As she stepped inside the apartment, Quinton had a raw need to make everything better somehow. He shook his head vigorously. She was not his charity case. She’d been stripping at a bachelor party, for goodness’ sake!
“Good night,” she said.
And with that, she shut the door firmly in his face.
Quinton stared at the closed door. Was she peering through the peephole to see if he was still there? He turned and walked away. Once, as his foot hit the step before the lower landing, he paused and thought about going back up. But what he would say or do when he banged on her door? Apologize? For what? Interfering? No, the best thing for him to do was to walk out of Beth’s life and regain his detached professionalism and leave her an aberration of his past.
“ARE YOU SURE you don’t have anything?” Beth demanded.

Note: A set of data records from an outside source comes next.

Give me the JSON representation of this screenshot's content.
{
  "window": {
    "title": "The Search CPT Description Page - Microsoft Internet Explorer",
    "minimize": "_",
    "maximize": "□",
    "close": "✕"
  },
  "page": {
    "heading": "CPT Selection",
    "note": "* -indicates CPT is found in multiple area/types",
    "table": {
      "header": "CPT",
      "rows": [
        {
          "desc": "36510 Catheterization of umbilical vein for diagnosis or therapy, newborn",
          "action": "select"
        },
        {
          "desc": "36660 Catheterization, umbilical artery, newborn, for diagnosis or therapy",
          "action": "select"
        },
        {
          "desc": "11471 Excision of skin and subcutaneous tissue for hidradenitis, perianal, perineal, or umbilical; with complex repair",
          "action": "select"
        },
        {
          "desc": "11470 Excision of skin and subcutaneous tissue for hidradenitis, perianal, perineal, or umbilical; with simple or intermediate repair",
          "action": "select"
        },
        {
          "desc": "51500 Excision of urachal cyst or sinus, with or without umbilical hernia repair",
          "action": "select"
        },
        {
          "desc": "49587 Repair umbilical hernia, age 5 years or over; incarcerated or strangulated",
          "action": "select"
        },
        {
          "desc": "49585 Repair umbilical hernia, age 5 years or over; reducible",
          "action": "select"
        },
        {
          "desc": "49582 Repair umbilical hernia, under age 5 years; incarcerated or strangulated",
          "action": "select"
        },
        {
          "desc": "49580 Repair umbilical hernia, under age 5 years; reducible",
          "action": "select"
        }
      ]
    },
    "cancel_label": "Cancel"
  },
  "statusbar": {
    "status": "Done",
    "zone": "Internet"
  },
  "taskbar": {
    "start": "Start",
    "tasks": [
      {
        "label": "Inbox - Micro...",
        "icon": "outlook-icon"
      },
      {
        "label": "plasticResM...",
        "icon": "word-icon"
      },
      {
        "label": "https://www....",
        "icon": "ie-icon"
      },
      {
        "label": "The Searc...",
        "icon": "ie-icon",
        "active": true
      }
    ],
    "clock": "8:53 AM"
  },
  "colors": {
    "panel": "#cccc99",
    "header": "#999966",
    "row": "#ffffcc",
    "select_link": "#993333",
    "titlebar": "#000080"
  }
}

The woman behind the desk smiled sympathetically. “Not for a mother and a small child. Try the Adams Center down the street. Being the start of winter, we’re full, but I’ve placed you on the waiting list. You’re number three.”
Beth stood and began the five-block walk back toward Luie’s Deli. Number three on the waiting list wasn’t good enough; she needed to be number one. And she’d already tried other shelters, but because Chicago had just had its first real cold snap, everything was full. Some new year she was having. Tomorrow Mr. Anderson would change the locks and anything left in the apartment would be tossed out with the garbage.
One month’s rent was enough to avoid going to the shelter, and she had that saved. But without the security deposit, she’d had to pass on the apartment she’d found. Damn that interfering Dr. Quinton Searle!